CSIRO and Australian universities spearhead global efforts in clean energy innovation

Australia’s national science agency CSIRO has joined with five nations’ local research institutions and international researchers to spearhead innovation to address challenges in clean energy production and storage.

In a unique joint effort between Australia, the US, Canada, and the UK, two multi-lateral research projects have been announced as part of the National Science Foundation Global Centres in Climate Change and Clean Energy (NSF Global Centres) program.

More than $118 million is being put up under the joint NSF Global Centres program over five years to tackle challenges posed by climate change as the world moves towards net zero.
Australia’s role in global clean energy initiatives

The CSIRO’s acting chief executive Kirsten Rose said Australia is making a strong contribution to solving this critical global challenge.

“Collaborative initiatives like CSIRO’s hydrogen industry mission and smart energy mission are essential in ensuring solutions are co-designed with industry, research, and our communities,” Ms Rose said.

“Partnering with the NSF’s Global Centres means Australia remains at the global forefront of work to build a clean hydrogen industry, build integrated and equitable energy systems, and partner with regions and industries for a low emissions future.”
Multi-national collaborations

Australian innovation centres are driving the development of two multi-national collaborations.

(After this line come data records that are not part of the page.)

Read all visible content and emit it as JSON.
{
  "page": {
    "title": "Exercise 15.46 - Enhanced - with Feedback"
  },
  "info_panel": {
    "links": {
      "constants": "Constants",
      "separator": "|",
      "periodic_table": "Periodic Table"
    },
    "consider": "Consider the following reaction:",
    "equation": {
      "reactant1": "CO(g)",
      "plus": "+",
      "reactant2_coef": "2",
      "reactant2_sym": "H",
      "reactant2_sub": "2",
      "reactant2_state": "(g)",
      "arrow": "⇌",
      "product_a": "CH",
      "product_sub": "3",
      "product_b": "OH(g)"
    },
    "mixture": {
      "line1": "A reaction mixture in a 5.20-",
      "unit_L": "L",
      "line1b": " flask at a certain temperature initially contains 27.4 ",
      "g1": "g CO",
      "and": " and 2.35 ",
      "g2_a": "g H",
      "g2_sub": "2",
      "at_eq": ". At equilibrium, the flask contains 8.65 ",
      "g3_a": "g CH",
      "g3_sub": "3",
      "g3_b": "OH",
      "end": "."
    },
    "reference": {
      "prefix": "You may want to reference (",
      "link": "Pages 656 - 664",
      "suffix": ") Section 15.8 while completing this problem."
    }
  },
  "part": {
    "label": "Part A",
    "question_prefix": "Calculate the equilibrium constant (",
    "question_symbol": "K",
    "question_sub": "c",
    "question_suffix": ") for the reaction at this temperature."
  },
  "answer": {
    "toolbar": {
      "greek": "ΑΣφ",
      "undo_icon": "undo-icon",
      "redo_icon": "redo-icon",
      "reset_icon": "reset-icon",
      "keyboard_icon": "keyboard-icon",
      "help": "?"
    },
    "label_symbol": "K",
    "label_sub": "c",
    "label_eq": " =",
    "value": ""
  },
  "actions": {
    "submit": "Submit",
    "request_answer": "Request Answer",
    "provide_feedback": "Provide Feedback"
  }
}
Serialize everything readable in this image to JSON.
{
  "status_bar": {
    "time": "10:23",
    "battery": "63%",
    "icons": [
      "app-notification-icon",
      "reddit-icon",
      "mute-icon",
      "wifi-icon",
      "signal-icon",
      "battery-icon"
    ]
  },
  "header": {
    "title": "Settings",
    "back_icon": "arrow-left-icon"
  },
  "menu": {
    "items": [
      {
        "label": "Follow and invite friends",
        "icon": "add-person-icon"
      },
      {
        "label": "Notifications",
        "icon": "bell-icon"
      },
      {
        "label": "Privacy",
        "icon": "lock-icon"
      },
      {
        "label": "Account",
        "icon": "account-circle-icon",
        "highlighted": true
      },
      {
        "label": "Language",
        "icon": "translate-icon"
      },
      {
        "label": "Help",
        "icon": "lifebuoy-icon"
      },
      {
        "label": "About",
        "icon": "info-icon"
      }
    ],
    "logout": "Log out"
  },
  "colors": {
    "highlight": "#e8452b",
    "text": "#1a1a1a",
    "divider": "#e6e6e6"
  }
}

Led by CSIRO and the Australian Energy Market Operator (AEMO), the Electric Power Innovation for a Carbon-free Society (EPICS) Centre will be a global scientific leader in developing transformative computing, economic strategies, engineering solutions, and forward-thinking policy to enable a completely renewable energy power grid.

A joint project involving the US, UK, and Australia, the project is also supported by the University of Melbourne and Monash University.

University of Melbourne chair of Electrical Power Systems and Australian EPICS Centre principal investigator, professor Pierluigi Mancarella, said the global centre is an unprecedented opportunity to partner with major international institutes in the US and UK.

It will harness world-leading research to address some of the most pressing scientific challenges that Australia and other jurisdictions worldwide are facing during the energy transition towards net zero.

“These challenges range from guaranteeing stable and secure system operation in the presence of ultra-high penetration of variable energy sources and distributed energy resources, most of which are based on power electronic interfaces, to identifying reliable and resilient investment paths across the whole energy system in the presence of deep, long-term planning uncertainty,” professor Mancarella said.
Hydrogen technology centre

Elsewhere, the University of Adelaide, Flinders University and Curtin University are Australia’s participants on the Global Hydrogen Production Technologies (HyPT) Centre.

This group is pioneering large-scale net-zero hydrogen production methods, while exploring three innovative technologies: renewable energy-integrated water electrolysis, methane pyrolysis with valuable solid carbon co-products, and solar-driven water splitting.

The institutions will pool resources and expertise to confront the challenges of a changing climate and continue the charge towards net zero emissions.